The threshold will be raised from USD $250 to USD $500 per person, implying those people who travel to Indonesia - who carry goods (bought abroad) with them with a maximum value of USD $500 - will not need to report these goods to customs and will not need to pay import duties or tax.
The Finance Ministry felt it had to raise the threshold because the country's per capita GDP has grown since 2010 (when the regulation was last revised), hence Indonesians are now able to buy more expensive goods abroad. Indonesia's middle class has expanded rapidly over the past eight years and traveling to (for example) Singapore for a few days (or for only a few hours) has become much more common.
The regulation concerns products brought into Indonesia by individuals with the purpose of personal use. Thus, these goods cannot be sold in Indonesia or be - in any other way - used commercially.
To illustrate the aforementioned, here is an example. When an Indonesian citizen or an expat living in Indonesia returns to Indonesia taking with him an iPhone (purchased abroad) that costs USD $800 (or ten pieces of clothes that together cost USD $800) then he or she will need to pay taxes and an import duty over USD $300 (because up to USD $500 is duty-free). The USD $300 is subject to a 10 percent import duty, a ten percent value-added tax (VAT) and income tax (pajak penghasilan, or PPh). This income tax is 7.5 percent if the individual has an Indonesian tax number (NPWP) or 15 percent if he does not have a tax number.

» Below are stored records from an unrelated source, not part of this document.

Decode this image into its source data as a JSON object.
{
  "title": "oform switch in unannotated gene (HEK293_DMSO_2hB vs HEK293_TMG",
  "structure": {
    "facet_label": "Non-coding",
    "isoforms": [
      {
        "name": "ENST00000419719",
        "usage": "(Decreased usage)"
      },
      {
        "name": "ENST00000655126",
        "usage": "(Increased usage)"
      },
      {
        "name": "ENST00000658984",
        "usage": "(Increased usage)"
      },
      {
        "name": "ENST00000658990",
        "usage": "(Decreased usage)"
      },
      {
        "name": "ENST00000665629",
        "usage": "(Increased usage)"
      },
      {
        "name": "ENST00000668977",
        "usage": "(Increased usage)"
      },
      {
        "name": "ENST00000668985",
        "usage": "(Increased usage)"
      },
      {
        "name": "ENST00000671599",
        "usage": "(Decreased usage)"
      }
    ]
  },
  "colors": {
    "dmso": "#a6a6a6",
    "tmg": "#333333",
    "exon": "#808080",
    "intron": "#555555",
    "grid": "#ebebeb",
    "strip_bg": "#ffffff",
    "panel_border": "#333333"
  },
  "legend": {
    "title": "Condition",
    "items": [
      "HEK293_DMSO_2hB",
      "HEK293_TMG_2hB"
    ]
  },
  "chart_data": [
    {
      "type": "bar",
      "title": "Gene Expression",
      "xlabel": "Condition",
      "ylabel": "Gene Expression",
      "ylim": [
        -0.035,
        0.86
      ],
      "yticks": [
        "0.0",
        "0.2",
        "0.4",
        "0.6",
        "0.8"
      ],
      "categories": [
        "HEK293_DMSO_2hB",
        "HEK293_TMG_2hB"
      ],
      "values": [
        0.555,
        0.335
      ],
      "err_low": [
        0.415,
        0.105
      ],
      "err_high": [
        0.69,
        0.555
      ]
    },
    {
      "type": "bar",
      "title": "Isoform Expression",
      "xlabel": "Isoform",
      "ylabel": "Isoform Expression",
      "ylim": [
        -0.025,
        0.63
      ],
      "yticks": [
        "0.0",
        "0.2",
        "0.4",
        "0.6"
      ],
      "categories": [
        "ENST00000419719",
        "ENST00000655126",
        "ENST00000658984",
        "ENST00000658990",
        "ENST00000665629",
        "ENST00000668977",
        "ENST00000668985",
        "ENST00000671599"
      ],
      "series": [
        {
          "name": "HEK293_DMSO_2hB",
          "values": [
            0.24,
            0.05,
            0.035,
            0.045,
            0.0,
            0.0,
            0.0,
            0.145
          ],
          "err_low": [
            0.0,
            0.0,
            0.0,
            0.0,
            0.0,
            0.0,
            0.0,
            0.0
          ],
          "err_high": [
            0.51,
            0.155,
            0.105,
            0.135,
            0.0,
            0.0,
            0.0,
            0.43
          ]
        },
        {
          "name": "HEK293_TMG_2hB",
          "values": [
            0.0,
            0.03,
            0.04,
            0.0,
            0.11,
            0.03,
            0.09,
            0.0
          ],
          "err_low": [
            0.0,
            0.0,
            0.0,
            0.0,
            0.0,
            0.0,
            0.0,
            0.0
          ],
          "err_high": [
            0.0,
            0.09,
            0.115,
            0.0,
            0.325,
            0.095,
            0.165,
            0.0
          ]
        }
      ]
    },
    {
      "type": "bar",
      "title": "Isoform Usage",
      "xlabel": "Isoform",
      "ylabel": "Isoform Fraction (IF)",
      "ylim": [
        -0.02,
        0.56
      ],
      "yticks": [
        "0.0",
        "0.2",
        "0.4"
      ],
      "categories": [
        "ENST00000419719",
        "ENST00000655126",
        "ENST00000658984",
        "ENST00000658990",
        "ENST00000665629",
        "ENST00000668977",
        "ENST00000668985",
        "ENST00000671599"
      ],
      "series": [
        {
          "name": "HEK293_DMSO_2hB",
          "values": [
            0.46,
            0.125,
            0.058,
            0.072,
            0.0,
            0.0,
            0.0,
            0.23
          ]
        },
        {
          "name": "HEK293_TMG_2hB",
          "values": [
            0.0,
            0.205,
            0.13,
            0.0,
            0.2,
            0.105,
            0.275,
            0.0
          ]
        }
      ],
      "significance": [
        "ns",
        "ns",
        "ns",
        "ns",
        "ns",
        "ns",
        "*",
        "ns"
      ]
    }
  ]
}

The revision PMK 188/PMK 04/2010 will also scrap the existing regulation that allows a family to bring up to USD $1,000 worth of foreign purchased goods into Indonesia duty-free. Thirdly, the revision will simplify the income duty system for personal goods to a general tariff of 10 percent. Fourthly, it sets limits to the amount of products that can be brought into Indonesia (examples that were given are 10 pieces of apparel, two electronic products, two watches, and three bags).
It will still require several days before the new regulation comes into effect as Indonesia's Ministry of Law and Human Rights needs to give a number to the new regulation. Finance Minister Indrawati said this could take up to two days.